Hedge fund Elliott Management Corp buys Barnes and Nobel for $475.8 million

Robert Zwilling

Well-Known Member
Supporter
Joined
Jun 12, 2018
Messages
1,264
Hedge Fund buys B&N
Wonder if this changes anything? Is it technological change or just plain business? Perhaps B&N stores will start selling a lot more than books, as the size of the stores are enormous spaces of real estate, or eventually just disappear as real estate sales.
 
It's difficult not to be cynical about it. Too often in the past hedge funds would simply sell the company assets, then rent them back - creating a big profit for the hedge fund, while leaving a shell of a company that's been stripped of assets.
 
It's a tangled trail in some respects. Waterstones was bought by them in April 2018. Over the years Waterstones had apparently embarked on a course of not supporting ebooks(?), eventually rejecting both amazon and B&N Nook, and decentralising. It looks like they buy companies that once had great ideas, who can no longer get support from banks, giving them a chance to start again. At which point the company is reestablished-but usually smaller?, or sold to a larger group where it becomes a small part of, or disappears.
 
It's a tangled trail in some respects. Waterstones was bought by them in April 2018. Over the years Waterstones had apparently embarked on a course of not supporting ebooks(?), eventually rejecting both amazon and B&N Nook, and decentralising. It looks like they buy companies that once had great ideas, who can no longer get support from banks, giving them a chance to start again. At which point the company is reestablished-but usually smaller?, or sold to a larger group where it becomes a small part of, or disappears.

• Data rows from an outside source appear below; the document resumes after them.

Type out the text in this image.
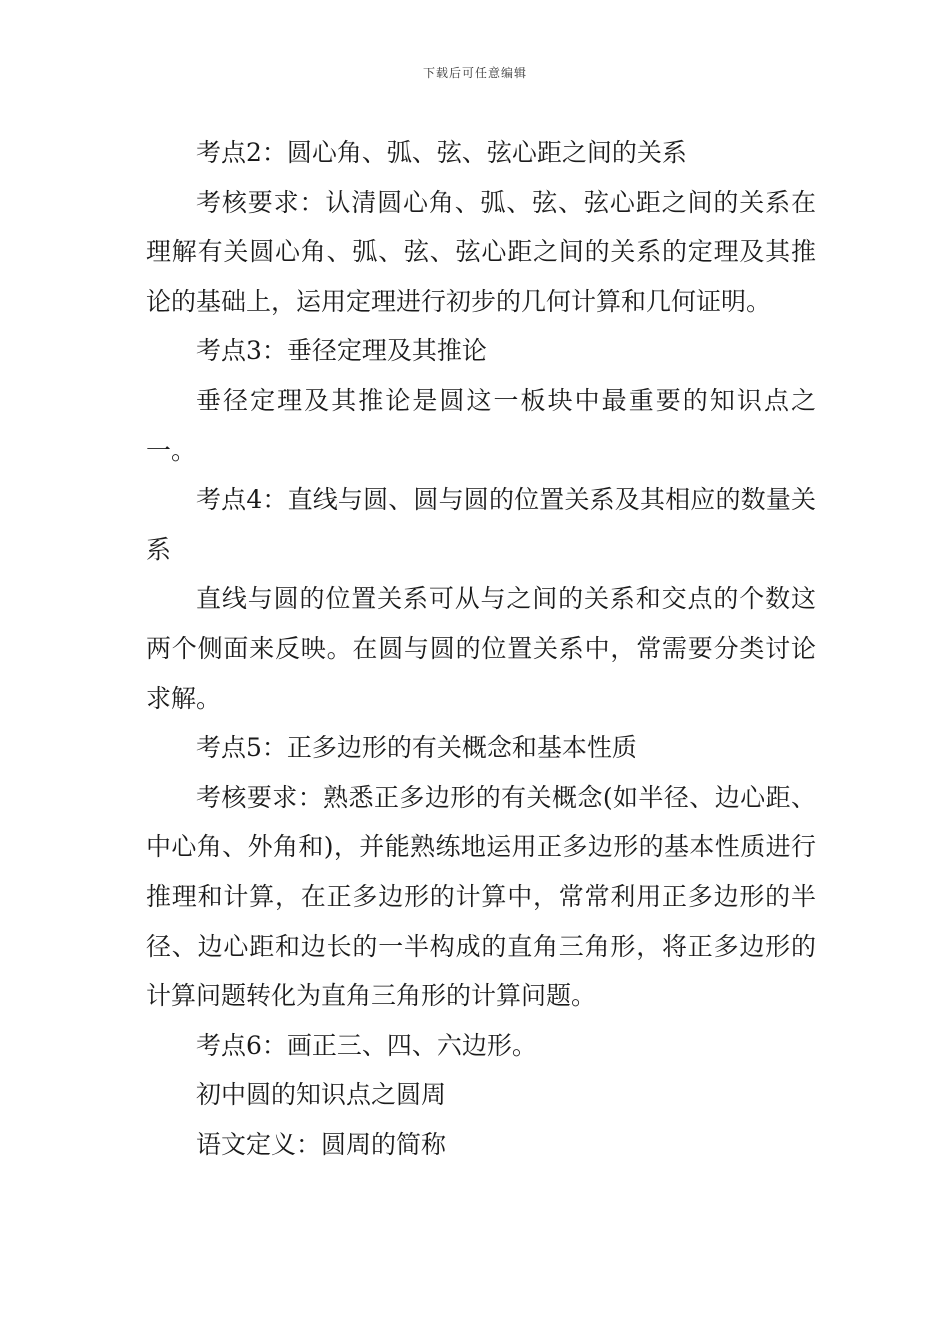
下载后可任意编辑

考点2：圆心角、弧、弦、弦心距之间的关系

考核要求：认清圆心角、弧、弦、弦心距之间的关系在理解有关圆心角、弧、弦、弦心距之间的关系的定理及其推论的基础上，运用定理进行初步的几何计算和几何证明。

考点3：垂径定理及其推论

垂径定理及其推论是圆这一板块中最重要的知识点之一。

考点4：直线与圆、圆与圆的位置关系及其相应的数量关系

直线与圆的位置关系可从与之间的关系和交点的个数这两个侧面来反映。在圆与圆的位置关系中，常需要分类讨论求解。

考点5：正多边形的有关概念和基本性质

考核要求：熟悉正多边形的有关概念(如半径、边心距、中心角、外角和)，并能熟练地运用正多边形的基本性质进行推理和计算，在正多边形的计算中，常常利用正多边形的半径、边心距和边长的一半构成的直角三角形，将正多边形的计算问题转化为直角三角形的计算问题。

考点6：画正三、四、六边形。

初中圆的知识点之圆周

语文定义：圆周的简称
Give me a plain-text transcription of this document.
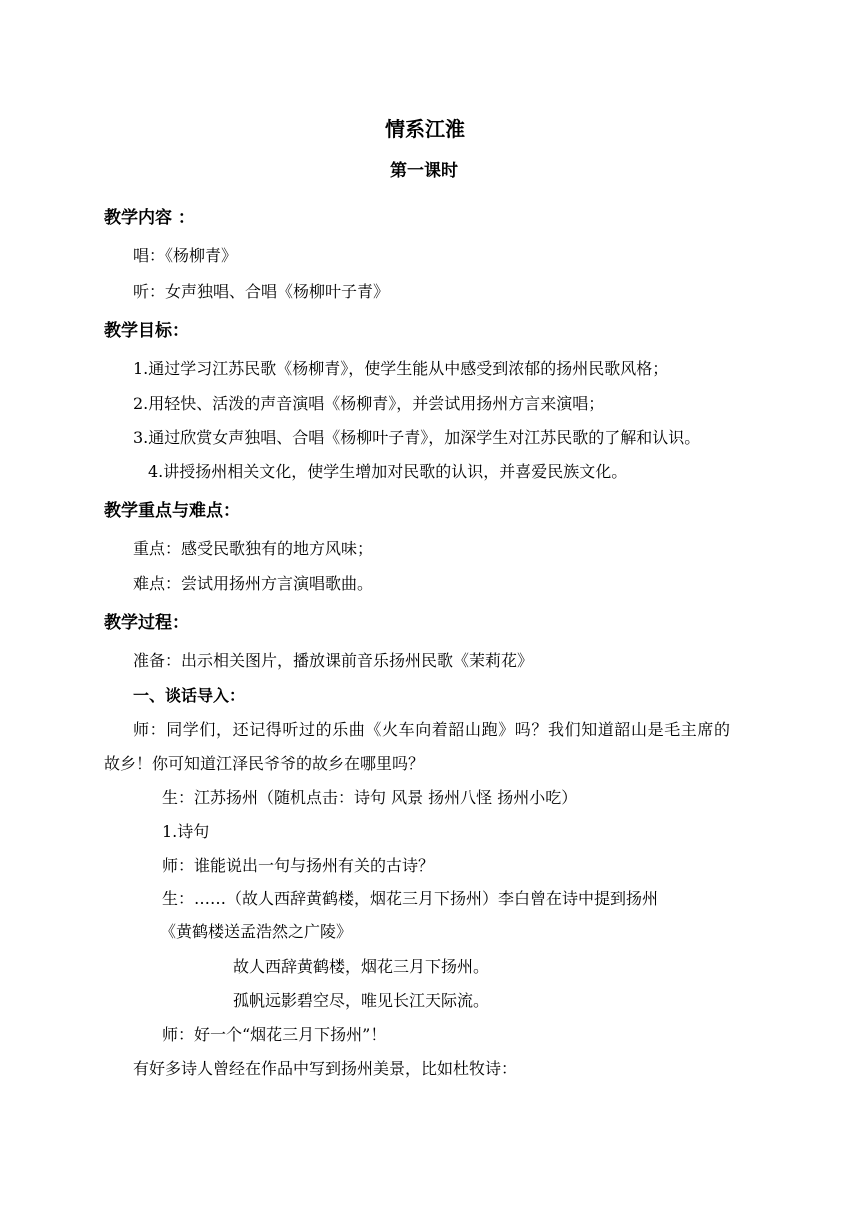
情系江淮
第一课时
教学内容 ：
唱：《杨柳青》
听：女声独唱、合唱《杨柳叶子青》
教学目标：
1.通过学习江苏民歌《杨柳青》，使学生能从中感受到浓郁的扬州民歌风格；
2.用轻快、活泼的声音演唱《杨柳青》，并尝试用扬州方言来演唱；
3.通过欣赏女声独唱、合唱《杨柳叶子青》，加深学生对江苏民歌的了解和认识。
4.讲授扬州相关文化，使学生增加对民歌的认识，并喜爱民族文化。
教学重点与难点：
重点：感受民歌独有的地方风味；
难点：尝试用扬州方言演唱歌曲。
教学过程：
准备：出示相关图片，播放课前音乐扬州民歌《茉莉花》
一、谈话导入：
师：同学们，还记得听过的乐曲《火车向着韶山跑》吗？我们知道韶山是毛主席的
故乡！你可知道江泽民爷爷的故乡在哪里吗？
生：江苏扬州（随机点击：诗句 风景 扬州八怪 扬州小吃）
1.诗句
师：谁能说出一句与扬州有关的古诗？
生：……（故人西辞黄鹤楼，烟花三月下扬州）李白曾在诗中提到扬州
《黄鹤楼送孟浩然之广陵》
故人西辞黄鹤楼，烟花三月下扬州。
孤帆远影碧空尽，唯见长江天际流。
师：好一个“烟花三月下扬州”！
有好多诗人曾经在作品中写到扬州美景，比如杜牧诗：
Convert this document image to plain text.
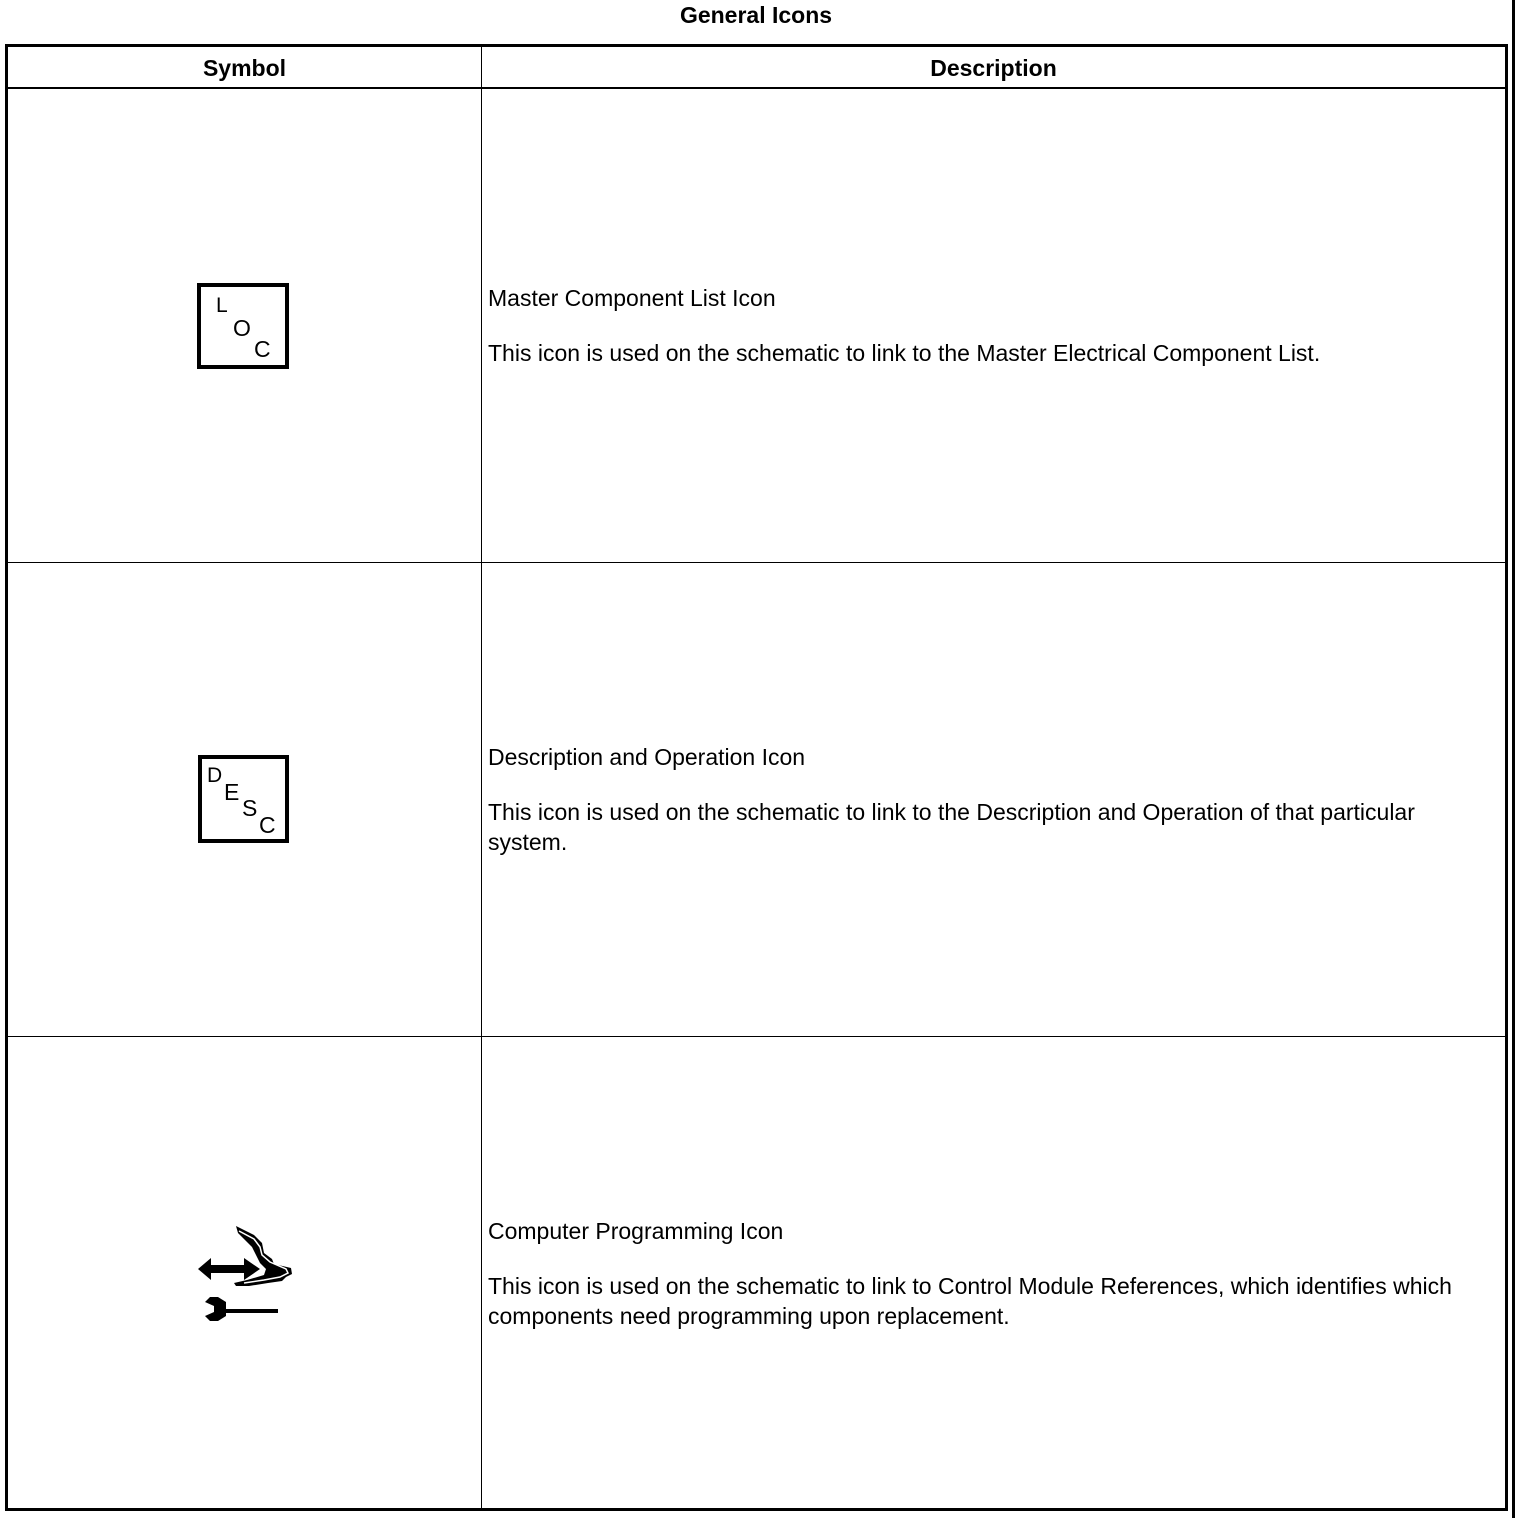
General Icons
Symbol	Description
L
O
C

Master Component List Icon

This icon is used on the schematic to link to the Master Electrical Component List.

D
E
S
C

Description and Operation Icon

This icon is used on the schematic to link to the Description and Operation of that particular system.

Computer Programming Icon

This icon is used on the schematic to link to Control Module References, which identifies which components need programming upon replacement.
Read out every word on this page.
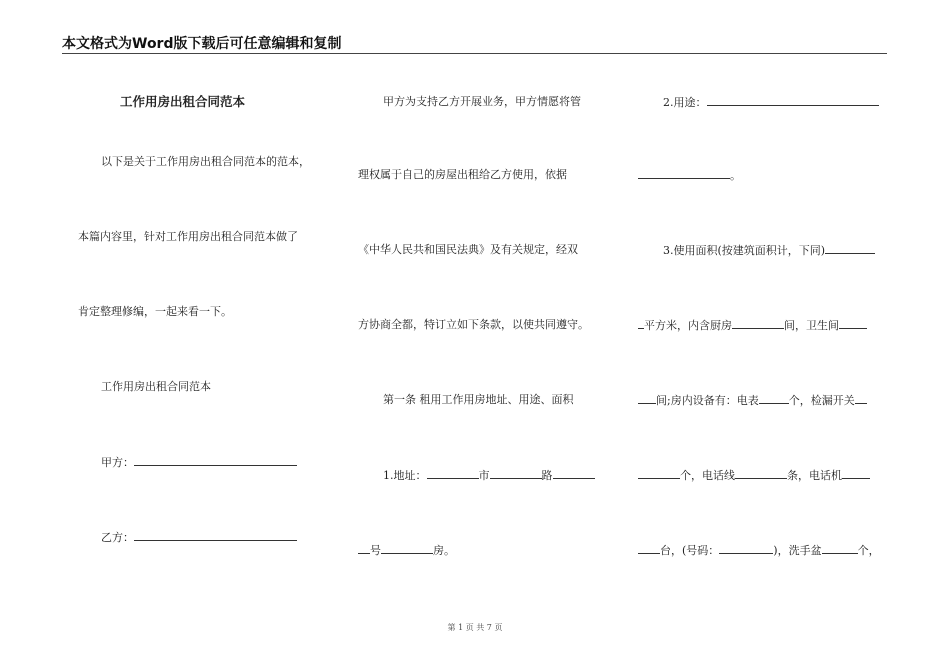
本文格式为Word版下载后可任意编辑和复制
工作用房出租合同范本
以下是关于工作用房出租合同范本的范本，
本篇内容里，针对工作用房出租合同范本做了
肯定整理修编，一起来看一下。
工作用房出租合同范本
甲方：
乙方：
甲方为支持乙方开展业务，甲方情愿将管
理权属于自己的房屋出租给乙方使用，依据
《中华人民共和国民法典》及有关规定，经双
方协商全都，特订立如下条款，以使共同遵守。
第一条 租用工作用房地址、用途、面积
1.地址：	市	路
号	房。
2.用途：
。
3.使用面积(按建筑面积计，下同)
平方米，内含厨房	间，卫生间
间;房内设备有：电表	个，检漏开关
个，电话线	条，电话机
台，(号码：	)，洗手盆	个，
第 1 页 共 7 页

Barnes and Nobel will survive and thrive.
 
I was wondering how books would make it through compared to other products the hedge fund has managed. They are timeless unlike fashions or mechanical devices. Combining Waterstones, B&N, and other books chains they may pick up along the way might form some kind of coalition. There are plenty of book companies that haven't done so well in the digital age, divided up and in less than stellar shape they are unable to get any traction. If they were all combined together it might create something that amazon first resembled, a vast collection of independent booksellers.